Investments Remain Bleak in Canadian Oil and Gas Sectors
The investment scene in the Canadian Oil and Gas sector seems quite bleak in 2016. The oil sands of Alberta are the worst hit by the falling prices of crude oil. For every barrel of oil produced, companies are losing heavily. They are taking measures to reduce losses by cutting production and putting on hold new facility developments. According to figures available, the decline in investments in the Canadian oil and gas sector is going to touch 48%. This is between 2014 and 2016 when the world decline in oil and gas investment is 40%. The Canadian Association of Petroleum Producers has confirmed that in 2016 alone the reduction will be 13%.
There’s bad news all around
There has been more bad news for oil companies in the recent past, and that has discouraged investors. The BP oil spill in 2011 and the Kalamazoo river oil spill in 2010 are showstoppers for investors. More than six years down the line, they are yet to recover from the shocks. The oil sands of Alberta had also received some bad publicity that discouraged investors. Only a quarter of the Canadian population had expressed the intent to invest in oil and gas.
The woe continues
Alberta’s oil sands are finding it impossible to maintain its feasibility in the face of dwindling crude oil prices. Alberta is one of the most expensive oil sources in the world. For commercial viability, the minimum price of a barrel Brent crude has to be at least $80. Unfortunately, the average barrel price in July 2016 hovered around $44.16, thus giving no encouragement for investments at all. Although the trend is upward in August 2016, it is still below the $50 mark. This is however somewhat better than what it was at the beginning of the year. At that time, when Crude Brent was $31 per barrel, many oil sand projects could not recover the operations cost.

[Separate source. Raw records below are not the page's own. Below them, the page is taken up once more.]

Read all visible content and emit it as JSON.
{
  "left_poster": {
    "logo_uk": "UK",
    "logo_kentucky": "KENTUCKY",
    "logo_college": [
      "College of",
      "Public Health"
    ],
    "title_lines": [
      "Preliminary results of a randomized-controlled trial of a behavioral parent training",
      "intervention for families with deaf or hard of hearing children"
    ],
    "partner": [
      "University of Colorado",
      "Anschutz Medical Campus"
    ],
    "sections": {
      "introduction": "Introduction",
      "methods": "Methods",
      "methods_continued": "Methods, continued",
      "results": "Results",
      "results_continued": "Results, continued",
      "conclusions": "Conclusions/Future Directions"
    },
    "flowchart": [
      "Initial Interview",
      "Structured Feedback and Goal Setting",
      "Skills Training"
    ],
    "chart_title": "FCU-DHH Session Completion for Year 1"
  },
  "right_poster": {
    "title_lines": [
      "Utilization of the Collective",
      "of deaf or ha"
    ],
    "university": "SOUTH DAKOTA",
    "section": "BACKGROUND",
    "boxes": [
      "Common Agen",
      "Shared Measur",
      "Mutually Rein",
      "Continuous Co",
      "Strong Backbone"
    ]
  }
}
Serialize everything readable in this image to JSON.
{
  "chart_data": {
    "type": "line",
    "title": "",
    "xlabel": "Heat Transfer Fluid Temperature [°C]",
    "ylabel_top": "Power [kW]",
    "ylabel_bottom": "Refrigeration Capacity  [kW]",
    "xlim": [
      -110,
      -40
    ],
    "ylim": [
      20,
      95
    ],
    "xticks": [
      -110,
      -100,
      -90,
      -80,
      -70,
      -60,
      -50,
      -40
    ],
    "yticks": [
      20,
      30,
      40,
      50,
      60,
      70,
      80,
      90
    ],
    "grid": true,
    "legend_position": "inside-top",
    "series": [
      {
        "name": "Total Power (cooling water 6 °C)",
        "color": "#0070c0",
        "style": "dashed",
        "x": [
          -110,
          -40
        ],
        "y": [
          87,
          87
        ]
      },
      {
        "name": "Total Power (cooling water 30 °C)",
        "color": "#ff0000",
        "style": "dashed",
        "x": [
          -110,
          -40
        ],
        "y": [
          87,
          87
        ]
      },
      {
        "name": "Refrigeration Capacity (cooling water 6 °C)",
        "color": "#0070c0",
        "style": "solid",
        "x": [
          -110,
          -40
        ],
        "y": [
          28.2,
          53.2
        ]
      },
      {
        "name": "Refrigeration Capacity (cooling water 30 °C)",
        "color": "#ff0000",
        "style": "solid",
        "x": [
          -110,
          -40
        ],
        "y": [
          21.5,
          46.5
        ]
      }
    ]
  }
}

If the low price of crude Brent is a concern, the other concern is about high production costs of sand oils. It is highly expensive to refine the products. In order to maintain parity of cost with crude Brent that comprises of lighter blends, oil sands are sold at high discounts. The minimum producing and distribution cost of a barrel of Western Canada Select is $15. However, there was a time in January 2016 when producers were compelled to sell it as low as $14.5. The situation is quite better now and one hopes the trend continues.
Why production shutdown is not workable
One might wonder why the oil companies are not stopping production. Shutting down production can be risky for the oilfield, and equipment might get damaged. Oil companies thus cannot think of a total shutdown. Instead, they are reducing the volumes while still keeping the plants running. They could go for the maximum permissible reduction without damaging reservoirs.
The steady improvement in crude Brent prices in the recent months is indeed encouraging, but investors are not yet convinced. They want things to become steady at a level before changing their stance.